Speaking just before the New York event, Mr Hinchliffe remarked that because of the delicate balance of rights and responsibilities that exists between flag states, port states and coastal states, the shipping industry is very reluctant to support a fundamental revision of UNCLOS – as has been proposed by sections of the European Commission and some environmentalist NGOs.
Apart from enshrining the principle of global maritime rules, which are vital to the industry, UNCLOS also establishes the right of all nations to freedom of navigation on the high seas and the right of innocent passage in territorial waters. It also deals with delicate issues such as the rights of all ships to use international straits which are of great strategic importance.
However, because UNCLOS addresses a number of other sensitive issues, not just affecting shipping, ICS believes it is very unlikely that governments would be willing to reopen what is a delicately balanced package.
“Shipping has a hundred years’ experience of international governance of its activities, and we would question any suggestion that UNCLOS is no longer fit for purpose, at least so far as the regulation of shipping is concerned,” he said.
Mr Hinchliffe suggested that if there were concerns about other areas of oceans governance, lessons could be learned by other sectors from the shipping industry’s global regulator, IMO, whose successful MARPOL Convention is enforced and implemented by 150 Flag States covering 99% of the world fleet.

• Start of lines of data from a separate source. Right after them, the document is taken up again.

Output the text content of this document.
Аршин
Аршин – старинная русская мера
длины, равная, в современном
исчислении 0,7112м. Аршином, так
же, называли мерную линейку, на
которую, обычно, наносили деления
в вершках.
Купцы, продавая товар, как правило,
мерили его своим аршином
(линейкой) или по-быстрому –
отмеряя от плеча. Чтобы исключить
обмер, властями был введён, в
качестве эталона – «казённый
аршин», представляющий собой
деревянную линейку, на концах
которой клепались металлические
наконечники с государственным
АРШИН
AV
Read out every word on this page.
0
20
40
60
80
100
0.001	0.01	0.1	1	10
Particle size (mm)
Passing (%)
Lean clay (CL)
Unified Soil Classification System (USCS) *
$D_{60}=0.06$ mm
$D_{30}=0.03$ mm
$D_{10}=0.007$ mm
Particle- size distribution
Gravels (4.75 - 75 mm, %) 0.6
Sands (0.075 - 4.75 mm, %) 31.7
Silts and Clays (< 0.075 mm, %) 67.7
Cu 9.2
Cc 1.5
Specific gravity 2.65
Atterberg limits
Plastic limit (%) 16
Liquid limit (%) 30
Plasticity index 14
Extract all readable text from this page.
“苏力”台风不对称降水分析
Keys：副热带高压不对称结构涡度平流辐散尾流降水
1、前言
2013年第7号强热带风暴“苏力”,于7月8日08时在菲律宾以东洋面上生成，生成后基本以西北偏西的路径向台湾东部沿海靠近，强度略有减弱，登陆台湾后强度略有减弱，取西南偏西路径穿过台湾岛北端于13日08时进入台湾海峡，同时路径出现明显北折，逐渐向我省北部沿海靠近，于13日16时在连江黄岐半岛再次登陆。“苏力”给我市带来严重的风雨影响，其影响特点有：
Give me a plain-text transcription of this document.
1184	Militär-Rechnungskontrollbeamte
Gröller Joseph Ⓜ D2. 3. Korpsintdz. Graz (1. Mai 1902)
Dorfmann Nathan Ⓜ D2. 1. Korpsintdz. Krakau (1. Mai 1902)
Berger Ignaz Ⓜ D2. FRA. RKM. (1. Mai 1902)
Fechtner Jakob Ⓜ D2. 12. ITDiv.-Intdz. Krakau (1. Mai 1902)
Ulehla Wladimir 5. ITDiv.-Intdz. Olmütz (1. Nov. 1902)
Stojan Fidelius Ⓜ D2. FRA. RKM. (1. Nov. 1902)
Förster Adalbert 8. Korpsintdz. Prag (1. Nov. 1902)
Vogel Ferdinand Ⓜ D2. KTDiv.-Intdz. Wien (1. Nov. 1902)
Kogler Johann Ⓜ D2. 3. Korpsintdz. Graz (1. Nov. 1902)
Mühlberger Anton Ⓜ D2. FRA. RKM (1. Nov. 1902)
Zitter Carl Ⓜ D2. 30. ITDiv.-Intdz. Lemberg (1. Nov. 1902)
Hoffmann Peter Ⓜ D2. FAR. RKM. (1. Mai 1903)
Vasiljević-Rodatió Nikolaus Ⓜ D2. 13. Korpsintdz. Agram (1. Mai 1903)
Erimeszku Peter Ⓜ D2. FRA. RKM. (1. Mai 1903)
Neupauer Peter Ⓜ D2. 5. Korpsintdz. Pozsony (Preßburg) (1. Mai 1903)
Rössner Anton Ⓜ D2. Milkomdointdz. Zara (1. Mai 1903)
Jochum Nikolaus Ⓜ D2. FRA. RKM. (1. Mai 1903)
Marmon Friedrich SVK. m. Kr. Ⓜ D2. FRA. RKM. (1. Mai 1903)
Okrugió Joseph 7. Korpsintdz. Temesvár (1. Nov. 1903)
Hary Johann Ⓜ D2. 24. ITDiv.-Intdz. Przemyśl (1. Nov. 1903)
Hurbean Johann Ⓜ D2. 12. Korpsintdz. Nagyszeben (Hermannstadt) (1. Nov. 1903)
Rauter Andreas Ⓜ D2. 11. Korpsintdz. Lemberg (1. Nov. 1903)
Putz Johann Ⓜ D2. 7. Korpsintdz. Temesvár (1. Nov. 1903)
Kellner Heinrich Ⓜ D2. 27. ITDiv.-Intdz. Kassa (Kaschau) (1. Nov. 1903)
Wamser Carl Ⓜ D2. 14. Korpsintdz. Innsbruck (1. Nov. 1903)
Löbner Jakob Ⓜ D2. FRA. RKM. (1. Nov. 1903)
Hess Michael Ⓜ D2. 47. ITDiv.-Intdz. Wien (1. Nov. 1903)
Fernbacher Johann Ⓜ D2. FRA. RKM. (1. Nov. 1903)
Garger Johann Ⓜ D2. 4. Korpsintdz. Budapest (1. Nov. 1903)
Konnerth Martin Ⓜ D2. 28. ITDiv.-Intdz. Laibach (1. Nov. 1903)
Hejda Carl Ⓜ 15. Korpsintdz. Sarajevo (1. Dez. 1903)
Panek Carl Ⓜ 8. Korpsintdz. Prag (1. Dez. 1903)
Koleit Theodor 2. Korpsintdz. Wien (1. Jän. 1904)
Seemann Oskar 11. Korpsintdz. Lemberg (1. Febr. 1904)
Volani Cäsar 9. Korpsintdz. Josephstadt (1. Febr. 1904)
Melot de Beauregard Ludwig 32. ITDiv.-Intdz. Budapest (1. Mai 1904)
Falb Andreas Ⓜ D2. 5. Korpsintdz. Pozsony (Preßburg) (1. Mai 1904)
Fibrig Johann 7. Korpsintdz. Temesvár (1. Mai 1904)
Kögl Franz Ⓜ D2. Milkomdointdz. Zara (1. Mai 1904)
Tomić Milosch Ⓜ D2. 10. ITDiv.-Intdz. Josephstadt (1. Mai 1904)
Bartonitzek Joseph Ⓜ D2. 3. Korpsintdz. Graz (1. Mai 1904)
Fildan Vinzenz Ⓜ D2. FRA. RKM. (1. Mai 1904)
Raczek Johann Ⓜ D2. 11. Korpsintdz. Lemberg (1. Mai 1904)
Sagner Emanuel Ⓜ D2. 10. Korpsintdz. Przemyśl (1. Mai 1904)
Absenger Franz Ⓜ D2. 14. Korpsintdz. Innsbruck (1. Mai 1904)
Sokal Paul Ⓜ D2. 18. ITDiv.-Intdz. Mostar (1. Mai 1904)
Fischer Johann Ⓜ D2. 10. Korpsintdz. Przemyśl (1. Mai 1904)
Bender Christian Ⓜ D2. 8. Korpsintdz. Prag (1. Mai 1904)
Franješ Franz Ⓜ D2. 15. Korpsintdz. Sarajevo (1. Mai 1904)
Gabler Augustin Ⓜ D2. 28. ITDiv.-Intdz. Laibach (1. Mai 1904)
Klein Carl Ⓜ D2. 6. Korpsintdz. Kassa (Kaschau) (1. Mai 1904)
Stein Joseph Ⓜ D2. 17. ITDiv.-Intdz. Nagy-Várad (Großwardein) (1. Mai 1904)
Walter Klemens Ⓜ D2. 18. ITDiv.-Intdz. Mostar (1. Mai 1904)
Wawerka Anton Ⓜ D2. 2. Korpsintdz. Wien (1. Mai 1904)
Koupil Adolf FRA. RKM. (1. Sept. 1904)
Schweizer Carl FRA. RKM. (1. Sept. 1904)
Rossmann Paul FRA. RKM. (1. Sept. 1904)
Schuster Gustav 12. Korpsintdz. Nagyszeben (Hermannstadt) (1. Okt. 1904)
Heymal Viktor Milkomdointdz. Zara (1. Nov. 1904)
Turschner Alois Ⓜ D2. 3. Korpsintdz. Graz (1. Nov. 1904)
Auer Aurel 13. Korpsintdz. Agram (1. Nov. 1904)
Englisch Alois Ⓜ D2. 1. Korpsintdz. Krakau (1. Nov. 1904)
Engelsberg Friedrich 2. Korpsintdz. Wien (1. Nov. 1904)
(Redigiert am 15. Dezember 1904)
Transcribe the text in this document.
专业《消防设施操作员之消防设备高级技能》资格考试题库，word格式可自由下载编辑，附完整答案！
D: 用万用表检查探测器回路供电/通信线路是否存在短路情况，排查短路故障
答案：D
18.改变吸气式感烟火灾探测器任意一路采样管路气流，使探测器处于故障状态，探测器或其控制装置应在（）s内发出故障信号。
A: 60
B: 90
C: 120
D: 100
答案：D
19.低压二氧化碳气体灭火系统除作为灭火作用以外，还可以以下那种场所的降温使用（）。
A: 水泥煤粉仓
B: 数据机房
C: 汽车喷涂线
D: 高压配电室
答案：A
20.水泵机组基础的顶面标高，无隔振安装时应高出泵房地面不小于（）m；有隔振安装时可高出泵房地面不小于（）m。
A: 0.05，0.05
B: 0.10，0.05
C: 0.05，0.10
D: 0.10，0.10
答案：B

He pointed out: “Unlike many other activities involving the oceans, shipping is probably unique in having a specialist UN agency to regulate our activities – the International Maritime Organization. We have experience of many intergovernmental organisations that impact on our industry. But through ICS’s participation at every IMO Committee meeting, we know that IMO is actually a model of efficiency, made up of experts from virtually every government in the world, who develop and adopt very complex regulations directly relevant to the protection of the marine environment.”